How a movie predicted Ohio's toxic derailment
It isn't long into the film "White Noise" that the line between fiction and reality starts to blur.
- During the movie's second third, a tanker truck carrying toxic materials crashes into a train in a small Ohio town creating an airborne toxic event. Sound familiar?
Why it matters: On Feb. 3, a real-life freight train derailment occurred in East Palestine, Ohio.
- Just as in "White Noise," which was released in November on Netflix, the East Palestine derailment resulted in the venting and burning of carcinogenic chemicals.
The intrigue: "White Noise" was shot almost entirely in Northeast Ohio where several East Palestine residents worked as extras in the movie.
- The film is based on author Don DeLillo's 1985 novel of the same name, which won the National Book Award for fiction.
What they're saying: Ben Ratner, an East Palestine resident who played an extra in "White Noise," told CNN the film "hits too close to home."
- "The first half of the movie is all almost exactly what's going on here," Ratner said a week after the derailment. "Everybody's been talking about that."
- No one associated with the film nor DeLillo has commented on the East Palestine derailment.
State of play: Since the train derailment, the trailer for "White Noise" has been viewed on YouTube more than 325,000 times, more than double the number of views during the previous two weeks.
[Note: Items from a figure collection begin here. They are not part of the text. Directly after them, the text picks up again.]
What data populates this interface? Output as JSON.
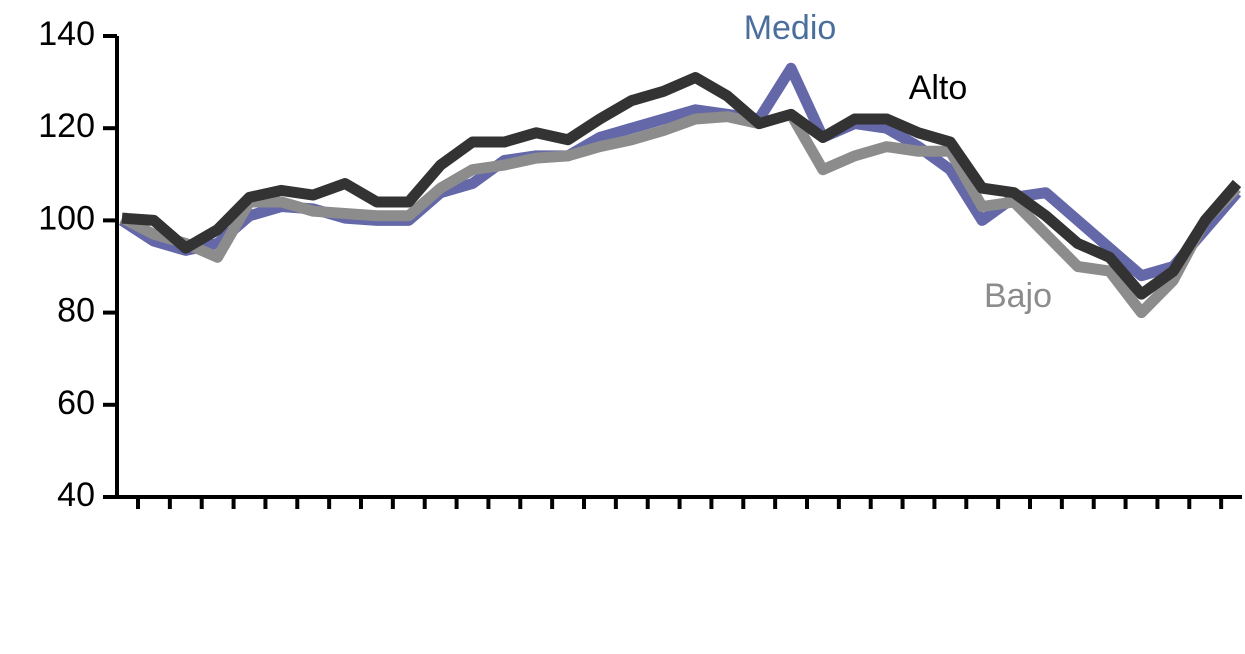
{
  "chart_data": {
    "type": "line",
    "categories": [
      null,
      null,
      null,
      null,
      null,
      null,
      null,
      null,
      null,
      null,
      null,
      null,
      null,
      null,
      null,
      null,
      null,
      null,
      null,
      null,
      null,
      null,
      null,
      null,
      null,
      null,
      null,
      null,
      null,
      null,
      null,
      null,
      null,
      null,
      null,
      null
    ],
    "series": [
      {
        "name": "Medio",
        "color": "#6467a8",
        "values": [
          100,
          95.5,
          93.5,
          95,
          101,
          103,
          102.5,
          100.5,
          100,
          100,
          106,
          108,
          113,
          114,
          114,
          118,
          120,
          122,
          124,
          123,
          122,
          133,
          118,
          121,
          120,
          116,
          111,
          100,
          105,
          106,
          100,
          94,
          88,
          90,
          98,
          106
        ]
      },
      {
        "name": "Bajo",
        "color": "#8c8c8c",
        "values": [
          100.5,
          97,
          95,
          92,
          104,
          104,
          102,
          101.5,
          101,
          101,
          107,
          111,
          112,
          113.5,
          114,
          116,
          117.5,
          119.5,
          122,
          122.5,
          121,
          123,
          111,
          114,
          116,
          115,
          115,
          103,
          104,
          97,
          90,
          89,
          80,
          87,
          100,
          107
        ]
      },
      {
        "name": "Alto",
        "color": "#333333",
        "values": [
          100.5,
          100,
          94,
          98,
          105,
          106.5,
          105.5,
          108,
          104,
          104,
          112,
          117,
          117,
          119,
          117.5,
          122,
          126,
          128,
          131,
          127,
          121,
          123,
          118,
          122,
          122,
          119,
          117,
          107,
          106,
          101,
          95,
          92,
          84,
          89,
          100,
          108
        ]
      }
    ],
    "ylim": [
      40,
      140
    ],
    "yticks": [
      40,
      60,
      80,
      100,
      120,
      140
    ]
  }
}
Threat level: The East Palestine derailment forced hundreds of people to evacuate and caused alarm about toxic fumes and water contamination from spilled materials.
- Ohio Gov. Mike DeWine said Wednesday that water in East Palestine's municipal system is safe to drink.
Meanwhile, the ending of "White Noise" veers into Hollywood fiction territory with violence and a strange dance number.